Para Mercury, a avaliação de Paglia vai além de uma crítica ao seu trabalho sendo, de fato, uma valorização da cultura brasileira e das coisas da Bahia. “O aprofundamento com que ela fala da nossa terra, o modo com que ela se interessa por nossa cultura é maravilhoso. Na verdade, eu fico muito feliz por ter, de algum modo, despertado isto na Camille e preciso contribuir para que ela conheça ainda mais o nosso povo. Já a convidei para o Carnaval e fiz questão de lhe falar mais sobre a Bahia e as coisas da minha cidade”, revela.

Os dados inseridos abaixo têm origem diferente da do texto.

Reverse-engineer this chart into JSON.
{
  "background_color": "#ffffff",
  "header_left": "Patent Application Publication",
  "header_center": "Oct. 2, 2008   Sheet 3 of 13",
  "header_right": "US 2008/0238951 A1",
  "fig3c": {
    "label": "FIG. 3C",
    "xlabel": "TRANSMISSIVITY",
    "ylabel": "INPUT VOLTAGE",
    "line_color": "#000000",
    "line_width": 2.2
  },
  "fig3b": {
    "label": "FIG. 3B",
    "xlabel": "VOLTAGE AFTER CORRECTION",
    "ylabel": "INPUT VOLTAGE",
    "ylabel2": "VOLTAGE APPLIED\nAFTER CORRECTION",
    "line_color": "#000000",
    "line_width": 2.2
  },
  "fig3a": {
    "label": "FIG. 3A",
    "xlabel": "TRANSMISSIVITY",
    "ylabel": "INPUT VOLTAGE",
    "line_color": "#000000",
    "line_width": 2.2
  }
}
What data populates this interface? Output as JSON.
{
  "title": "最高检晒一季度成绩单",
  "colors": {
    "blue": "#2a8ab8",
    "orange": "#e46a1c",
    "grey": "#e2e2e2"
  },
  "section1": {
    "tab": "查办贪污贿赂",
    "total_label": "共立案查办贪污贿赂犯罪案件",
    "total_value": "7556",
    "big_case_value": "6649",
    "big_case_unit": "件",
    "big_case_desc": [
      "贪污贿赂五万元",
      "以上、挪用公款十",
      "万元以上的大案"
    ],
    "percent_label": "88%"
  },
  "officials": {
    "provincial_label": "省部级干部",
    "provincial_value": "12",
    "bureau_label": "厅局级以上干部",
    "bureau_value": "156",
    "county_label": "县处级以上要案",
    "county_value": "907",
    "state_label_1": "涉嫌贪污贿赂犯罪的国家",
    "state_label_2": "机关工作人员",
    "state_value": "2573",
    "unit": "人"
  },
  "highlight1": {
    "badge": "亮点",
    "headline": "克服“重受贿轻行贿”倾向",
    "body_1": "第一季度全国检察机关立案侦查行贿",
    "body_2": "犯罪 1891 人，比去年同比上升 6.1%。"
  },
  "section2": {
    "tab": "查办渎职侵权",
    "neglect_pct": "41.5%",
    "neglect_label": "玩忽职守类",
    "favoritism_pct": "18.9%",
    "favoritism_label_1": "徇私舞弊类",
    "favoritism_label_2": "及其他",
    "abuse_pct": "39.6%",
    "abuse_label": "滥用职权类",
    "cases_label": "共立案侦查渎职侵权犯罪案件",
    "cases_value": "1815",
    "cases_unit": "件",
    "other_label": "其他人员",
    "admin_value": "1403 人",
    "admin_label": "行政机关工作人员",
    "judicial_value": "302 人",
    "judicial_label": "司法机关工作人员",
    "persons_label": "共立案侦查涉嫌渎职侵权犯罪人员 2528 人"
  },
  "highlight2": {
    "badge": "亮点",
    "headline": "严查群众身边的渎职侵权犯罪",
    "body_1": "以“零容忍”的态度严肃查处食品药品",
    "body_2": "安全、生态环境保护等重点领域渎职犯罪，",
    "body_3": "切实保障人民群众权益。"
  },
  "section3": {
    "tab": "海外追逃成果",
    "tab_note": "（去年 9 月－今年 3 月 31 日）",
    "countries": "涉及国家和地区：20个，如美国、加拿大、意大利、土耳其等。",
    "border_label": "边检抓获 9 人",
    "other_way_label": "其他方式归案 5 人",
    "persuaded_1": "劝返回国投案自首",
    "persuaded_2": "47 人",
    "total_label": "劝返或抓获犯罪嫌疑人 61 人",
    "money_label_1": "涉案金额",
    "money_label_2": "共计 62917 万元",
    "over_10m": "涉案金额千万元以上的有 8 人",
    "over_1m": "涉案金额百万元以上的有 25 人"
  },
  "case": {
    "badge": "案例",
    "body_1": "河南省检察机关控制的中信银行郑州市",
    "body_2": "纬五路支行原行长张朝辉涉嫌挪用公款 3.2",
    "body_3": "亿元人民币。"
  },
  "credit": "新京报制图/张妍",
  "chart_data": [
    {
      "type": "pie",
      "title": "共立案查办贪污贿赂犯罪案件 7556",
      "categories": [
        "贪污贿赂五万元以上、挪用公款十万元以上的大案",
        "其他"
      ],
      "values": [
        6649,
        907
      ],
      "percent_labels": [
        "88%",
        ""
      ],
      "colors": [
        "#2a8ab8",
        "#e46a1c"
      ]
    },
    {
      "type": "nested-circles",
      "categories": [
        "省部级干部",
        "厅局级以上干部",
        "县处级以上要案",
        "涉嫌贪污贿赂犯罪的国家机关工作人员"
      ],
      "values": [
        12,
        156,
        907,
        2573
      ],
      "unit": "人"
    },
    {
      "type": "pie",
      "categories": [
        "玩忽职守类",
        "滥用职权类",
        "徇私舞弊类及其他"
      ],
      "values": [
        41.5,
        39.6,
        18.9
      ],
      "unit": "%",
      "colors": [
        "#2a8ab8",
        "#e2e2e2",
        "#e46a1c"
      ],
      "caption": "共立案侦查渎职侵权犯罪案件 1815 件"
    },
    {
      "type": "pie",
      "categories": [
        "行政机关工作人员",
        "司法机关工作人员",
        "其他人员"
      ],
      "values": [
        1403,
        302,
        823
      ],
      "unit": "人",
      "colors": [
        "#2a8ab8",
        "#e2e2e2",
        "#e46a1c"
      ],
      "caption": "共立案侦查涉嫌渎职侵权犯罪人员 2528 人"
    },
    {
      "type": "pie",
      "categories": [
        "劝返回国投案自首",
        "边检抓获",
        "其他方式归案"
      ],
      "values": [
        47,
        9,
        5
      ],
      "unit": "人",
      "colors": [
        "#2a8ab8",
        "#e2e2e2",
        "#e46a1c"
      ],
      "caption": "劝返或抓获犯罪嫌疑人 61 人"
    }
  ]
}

Daniela diz ainda ter sido uma opção particular o fato de não ter abandonado suas raízes. “Foi uma opção intuitiva e racional. Nunca quis partir da minha cidade, da minha família. Acho que todo ser humano, todo artista, precisa deste alento. Gosto de viajar, gosto muito de ter contato com outras influências, mas primo por manter as minhas raízes. Me deixa feliz levar a cultura da minha cidade em meus trabalhos e mostrá-la em tudo o que eu faço”, completa.

Quem é Camille Paglia?

Camille Anna Paglia nasceu no Estado de Nova York, em abril de 1947. Autora de consagrados livros, como Personas Sexuais e Vampes e Vadias, Camille fala com inteira propriedade de diferentes assuntos voltados ao universo feminista. Através de suas palavras, temas como a homossexualidade, o aborto, o assédio sexual, a educação, a religião, a arte e a moda ganham pinceladas de reflexões nada convencionais, mas inteligentemente fundamentadas.

A critica, feminista e ateia é PhD em língua inglesa pela Universidade de Yale e aparece na lista dos cem maiores intelectuais do mundo, elaborada pela revista Prospect, publicação da Inglaterra.